Lets be clear, if you are white and do not support the Black Lives Matter Movement today, then the overwhelming odds are that no matter if you would have lived in the North or South in the 50s and 60s you would not have supported the Civil Rights Movement then.

The same criticisms of Black Lives Matter today were issued about King and the countless others involved in the Civil Rights Movement during the 1950’s and 1960’s. King was blamed for riots, for hatred between the races, and for being racist against white people.

Many of us know about the actions the Civil Rights Movement had in the South such as sit-ins, marches, boycotts, and Freedom Rides. These events only had limited support from white people and even worse is that the majority of white Americans actually believed actions such as these were hurting the chances of racial integration.

In 1966 King came to Chicago to try to end poverty and “…to help eradicate a viscous system which seeks to further colonize thousands of negroes within a slum environment.” After spending time in Chicago and leading actions around the city King said, “I’ve been in many demonstrations all across the south, but I can say that I have never seen – even in Mississippi and Alabama – mobs as hostile and as hate-filled as I’ve seen here in Chicago.”

Based on King’s own observations, white people in the North were just as racist as white people in the South during this time period. Except, because the majority of the movement happened in the South the north was able to hide it’s racism.

Not only was King criticized by regular white Americans he was also criticized by white religious leaders for his actions being “unwise and untimely”. As a reverend this criticism lead him to write his eloquent response, “Letter from a Birmingham Jail”. In the letter he includes “I have almost reached the regrettable conclusion that the Negro’s great stumbling block in his stride toward freedom is not the White Citizens’ Counciler or the Ku Klux Klanner, but the white moderate, who is more devoted to ‘order’ than to justice […] who constantly says: ‘I agree with you in the goal you seek, but I cannot agree with your methods of direct action.’”

So to be clear, MLK said, it was not the KKK who was the greatest roadblock to freedom, it was the typical white American.

Even after King was murdered, just getting MLK Day to be a national holiday was a struggle for those involved. It took 9 years for DC politicians to approve it. Once it was approved it still took an additional 17 years to get all 50 states to celebrate the day.

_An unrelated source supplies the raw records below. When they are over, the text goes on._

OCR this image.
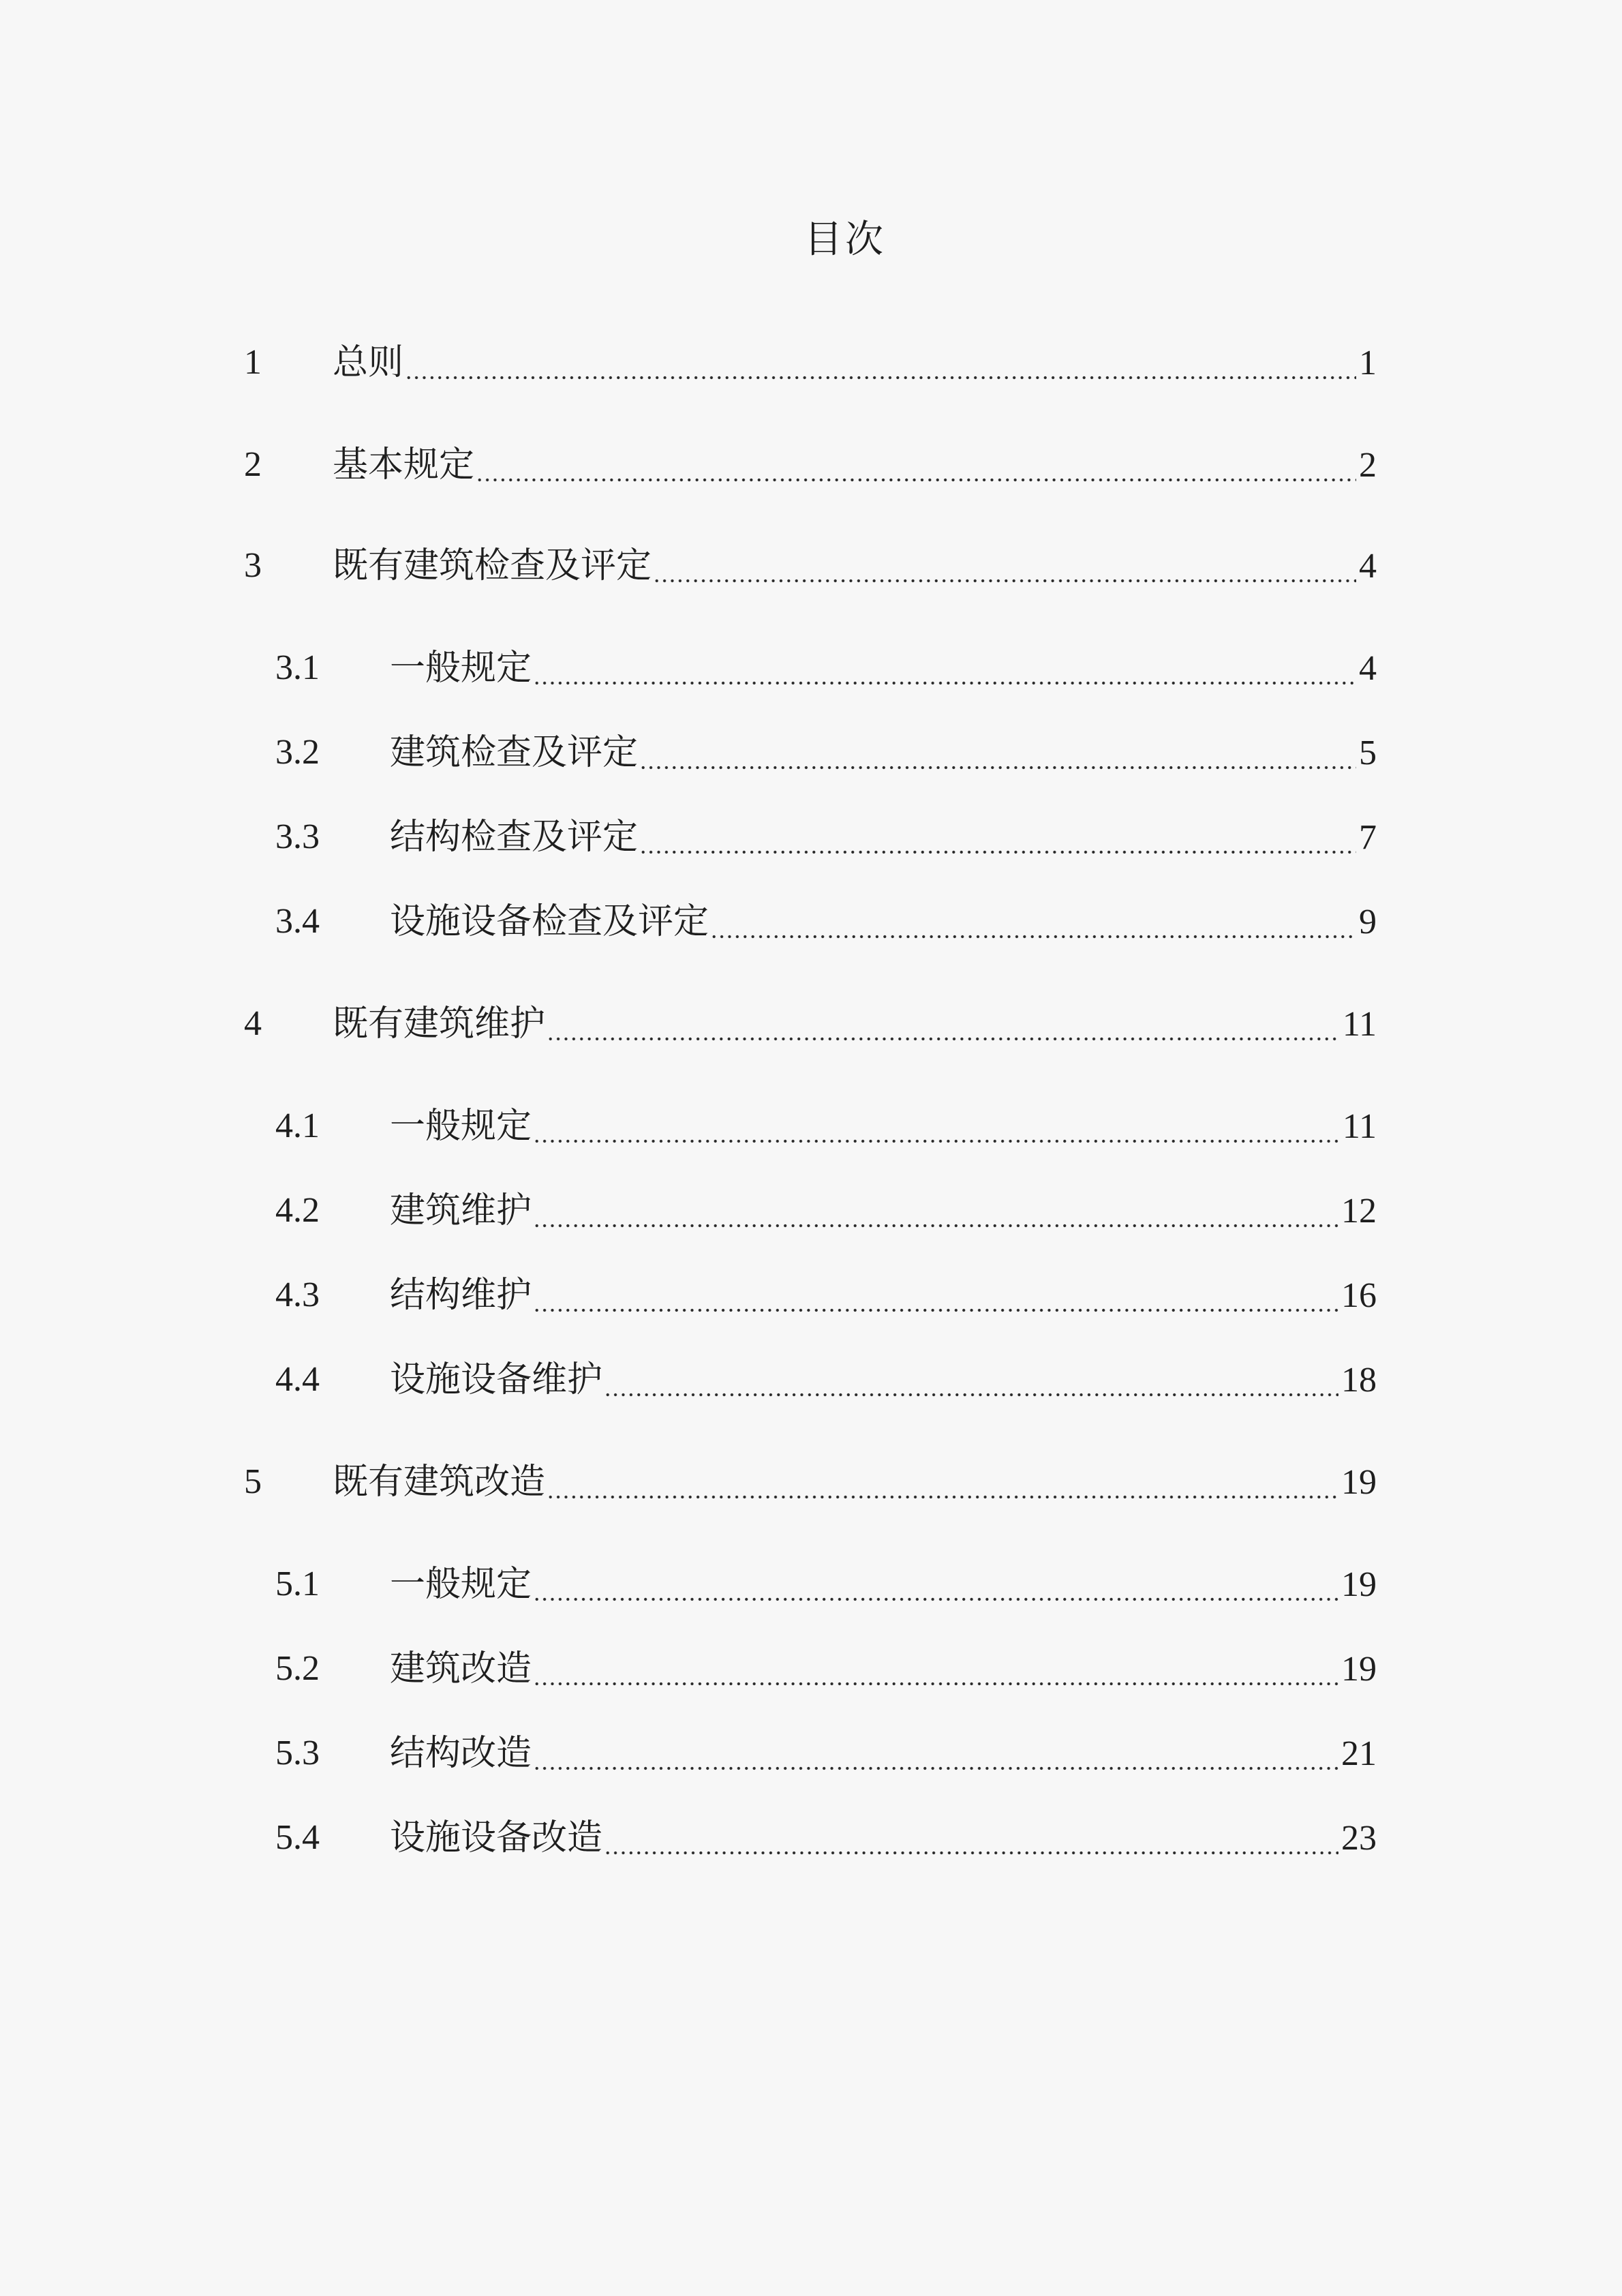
目次
1 总则	1
2 基本规定	2
3 既有建筑检查及评定	4
3.1 一般规定	4
3.2 建筑检查及评定	5
3.3 结构检查及评定	7
3.4 设施设备检查及评定	9
4 既有建筑维护	11
4.1 一般规定	11
4.2 建筑维护	12
4.3 结构维护	16
4.4 设施设备维护	18
5 既有建筑改造	19
5.1 一般规定	19
5.2 建筑改造	19
5.3 结构改造	21
5.4 设施设备改造	23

Further proof of how radical King was emerged when his family took the U.S. Government to trial because of evidence they believed that they had obtained that showed that King was not killed by James Earl Ray, but instead he was killed by the U.S. Government.

During nearly the entire Civil Rights Movement the U.S. Government, specifically the FBI, monitored, harassed, murdered, and/or tried to stop the movement by any means necessary. The FBI went so far with King to stop the Movement specifically that they threatened they would make public his extra marital affairs and also sent him letters suggesting he commit suicide.

I get it, we white people do not want to be considered racist. But we have come to the point where we took a radical figure like King, ignored nearly every radical speech, action, and statement made by him and now just use him to try to quiet Black people anytime that they are upset. White people will post quotes from King on MLK day, but are only quoting the King that they want him to be not the radical King that he was. We ignore his quotes against the military, against moderate whites, and his promotion of black pride.

Black Lives Matter is inclusive like King, is pro-Black like King, and is controversial like King…

So before another person like the Atlanta Mayor says MLK would not have shut down a highway, which we know he did, or someone like Bill O’Reilly says that, “Dr. King would not participate in a Black Lives Matter protest”. King not only would have participated, but it is in part because of his leadership that Black Lives Matter operates.

So anytime anyone says King was not a radical or says King would not support Black Lives Matter ask for proof and then ask for which King they are talking about.

The real King or the lightened un-radicalized King that they can put up on their wall by their white Jesus.